Google’s SIMA 2 agent uses Gemini to reason and act in virtual world
Google DeepMind has introduced a research preview of SIMA 2, the latest evolution of its generalist AI agent, which incorporates the advanced language and reasoning capabilities of Gemini, Google’s large language model. Unlike its predecessor, SIMA 2 moves beyond just following instructions to truly understanding and interacting dynamically with its environment. The original SIMA was trained extensively on video game footage, enabling it to operate in various 3D games with some degree of human-like skill, though it struggled with complex tasks, achieving only a 31% success rate compared to 71% for humans.
According to Joe Marino, senior research scientist at DeepMind, SIMA 2 represents a significant leap forward in functionality. This new agent demonstrates increased versatility as it can successfully complete complex tasks in unfamiliar environments and improve itself based on its own experiences. This self-improving aspect signals progress toward more adaptable general-purpose robots and artificial general intelligence systems, characterized by their ability to learn new skills and apply knowledge across diverse contexts.
DeepMind highlights the importance of “embodied agents”—AI systems that interact with their surroundings physically or virtually, akin to robots or humans—contrasting them with agents limited to virtual or data interactions such as managing calendars or executing code. Jane Wang, senior staff research scientist at DeepMind, emphasized that SIMA 2’s capabilities extend well beyond gaming, requiring it to comprehend user instructions and respond with genuine common sense reasoning.
By integrating the Gemini 2.5 flash-lite model, SIMA 2 has doubled the performance of the original version. This combination blends Gemini’s sophisticated language and reasoning faculties with SIMA’s learned embodied skills. Demonstrations included the agent navigating and interpreting environments in games like “No Man’s Sky,” where it assessed surroundings and decided next actions such as responding to distress signals. SIMA 2 also internally reasons through tasks, evidenced when it logically identified the color “ripe tomato” as red to complete a directional request and can even interpret emoji-based commands like chopping down a tree.
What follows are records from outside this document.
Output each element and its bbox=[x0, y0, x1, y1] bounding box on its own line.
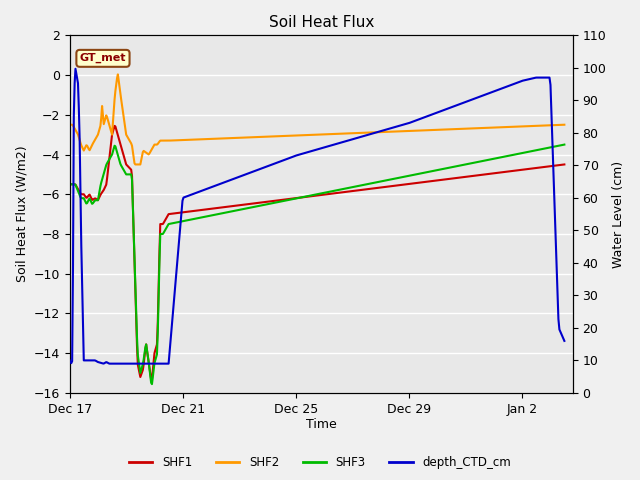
Legend: SHF1, SHF2, SHF3, depth_CTD_cm: SHF1, SHF2, SHF3, depth_CTD_cm bbox=[124, 452, 516, 474]
X-axis label: Time: Time bbox=[306, 419, 337, 432]
Title: Soil Heat Flux: Soil Heat Flux bbox=[269, 15, 374, 30]
Y-axis label: Soil Heat Flux (W/m2): Soil Heat Flux (W/m2) bbox=[15, 146, 28, 282]
Text: GT_met: GT_met bbox=[80, 53, 126, 63]
Y-axis label: Water Level (cm): Water Level (cm) bbox=[612, 160, 625, 268]
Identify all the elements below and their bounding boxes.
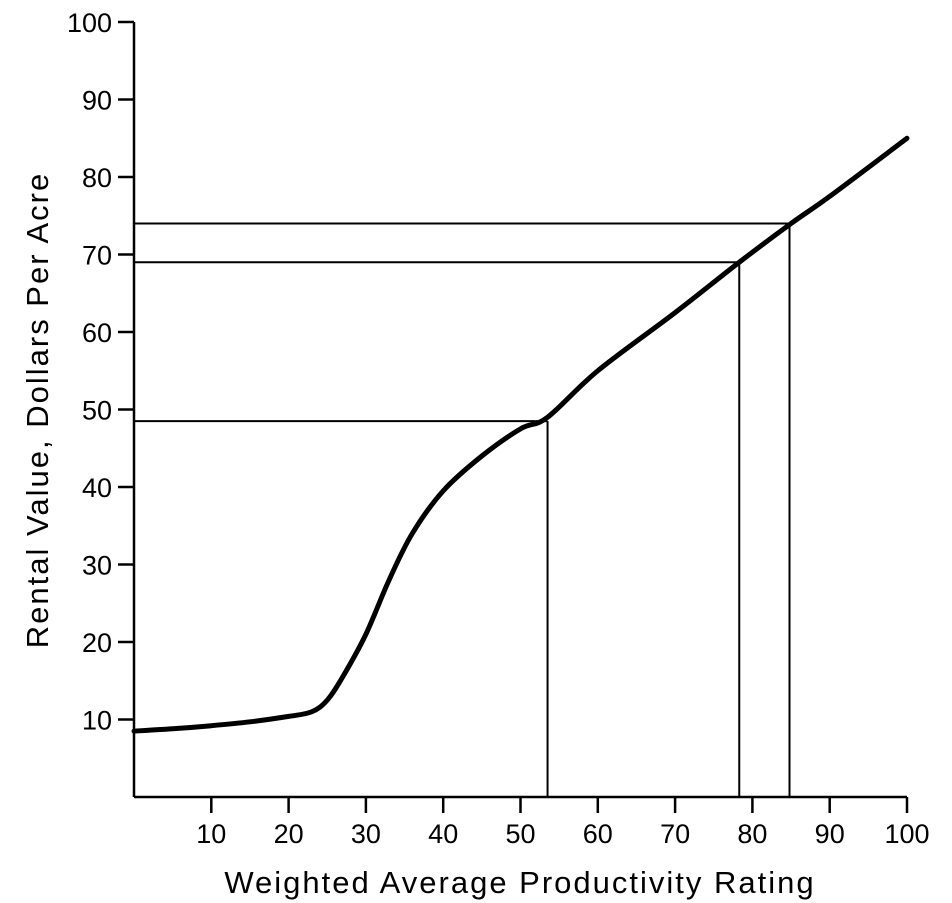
series-line-1 [131,135,910,734]
y-tick-label-10: 10 [82,706,112,736]
y-tick-label-50: 50 [82,396,112,426]
x-tick-label-50: 50 [505,819,535,849]
axes: 10 20 30 40 50 60 70 80 90 100 10 20 30 40 50 60 70 80 90 1… [67,8,930,849]
series-layer [131,135,910,734]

Moreover, SIMA 2 can operate within photorealistic worlds generated by DeepMind’s Genie world model, accurately identifying and interacting with objects like benches, trees, and butterflies. It also benefits from Gemini-enabled self-improvement that requires minimal human data. While its predecessor relied wholly on human gameplay data, SIMA 2 uses that as a starting point, then generates its own tasks and performance evaluations through separate Gemini models, allowing it to learn and optimize its behaviors independently through trial and error, guided by AI feedback rather than human intervention.
DeepMind treats SIMA 2 as an important step toward developing more general-purpose robots. Frederic Besse, senior staff research engineer, noted the critical components for real-world robotic task performance: high-level understanding of the environment and the reasoning needed to act accordingly. For example, a robot tasked with checking pantry contents must comprehend concepts like “beans” and “cupboard,” navigate there, and then execute subtasks. SIMA 2 primarily addresses these high-level cognitive functions, while control of fine motor actions remains an area still under development.
The team has not provided a timeline for deploying SIMA 2 within physical robotic systems, clarifying that their recent robotics foundation models have been developed separately with different training methods. Although the preview of SIMA 2 currently serves to showcase DeepMind’s advances, the intention is to explore collaborative opportunities and possible applications across various fields moving forward.